De woongroep als intentionele gemeenschap – Elim

NIEUWS

De woongroep als intentionele gemeenschap

De woongroep als intentionele gemeenschap

Gijs van den Brink, 2001

 

Signalen uit de samenleving

Rede van mr. drs. L.C. Brinkman op do 26-11-92 voor `Berenschot Interim Management’ in Amsterdam: Nederland is niet af. (volledige tekst in Trouw van 27-11-92)
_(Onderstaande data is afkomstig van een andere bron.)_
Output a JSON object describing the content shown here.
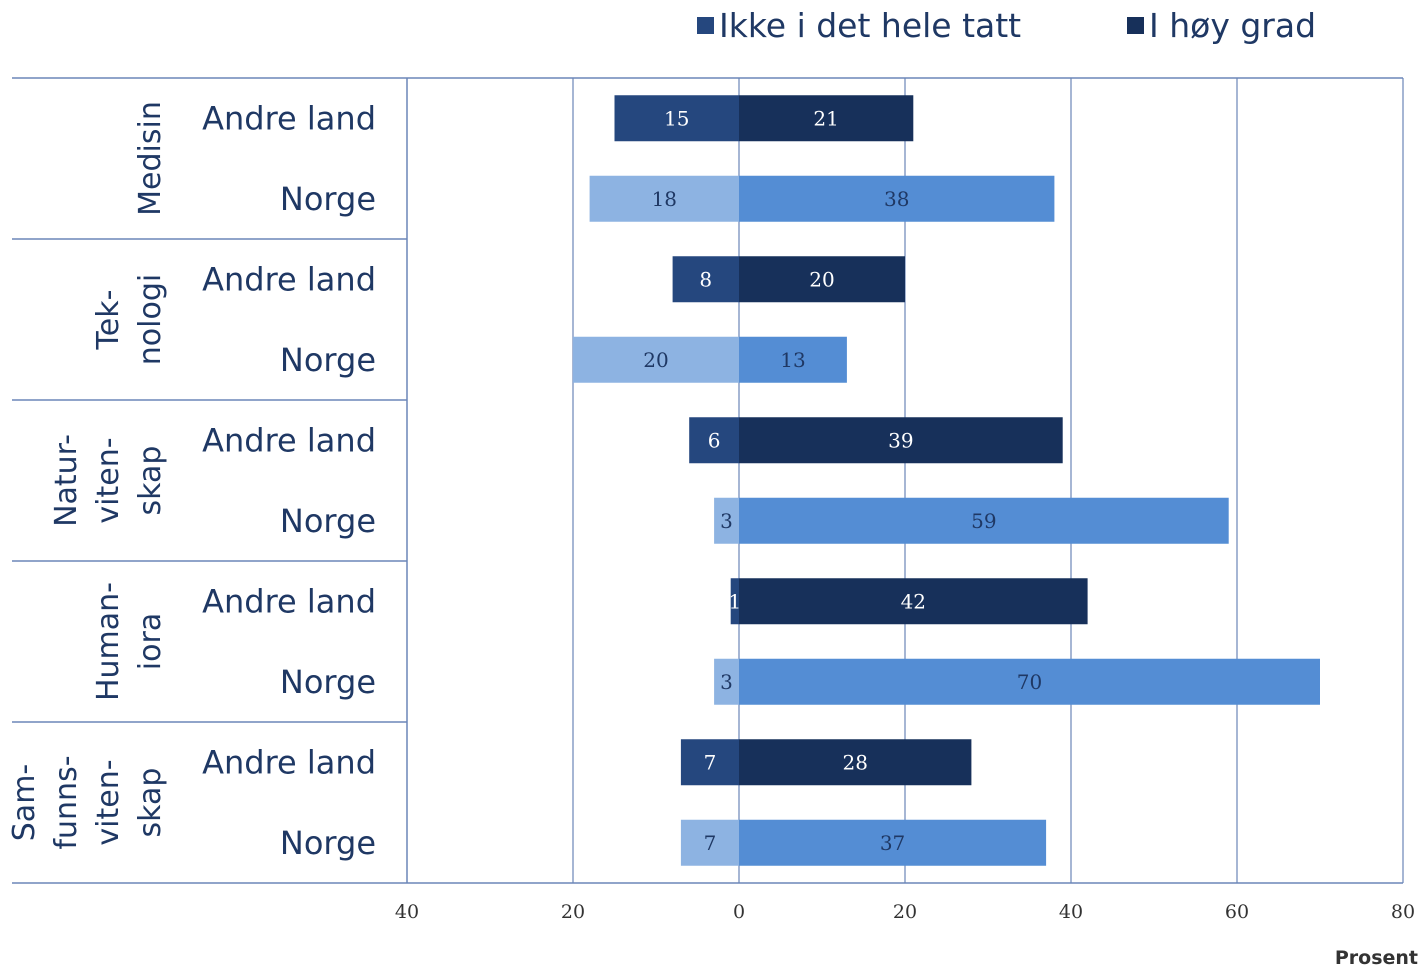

`Nu we aan de vooravond staan van een verbouwing van onze welvaartsstaat … is een belangrijke opdracht … dat we niet als gezeten burgers vastroesten in de tevredenheid van de welvaart die in het verleden is opgebouwd. We zullen krachten moeten mobiliseren .. om de risico’s en bedreigingen .. gezamenlijk op te vatten als evenzoveel uitdagingen op weg naar de toekomst.

Brinkman gaat vervolgens in op tien uitdagingen die hij ziet, zoals het gevoel van veiligheid moet teruggevonden, privacy weer de juiste plaats krijgen en niet zo overgewaardeerd worden, schuld moet weer ongewoon worden en een goede moraal weer de plaats innemen van apathie en eigenbelang.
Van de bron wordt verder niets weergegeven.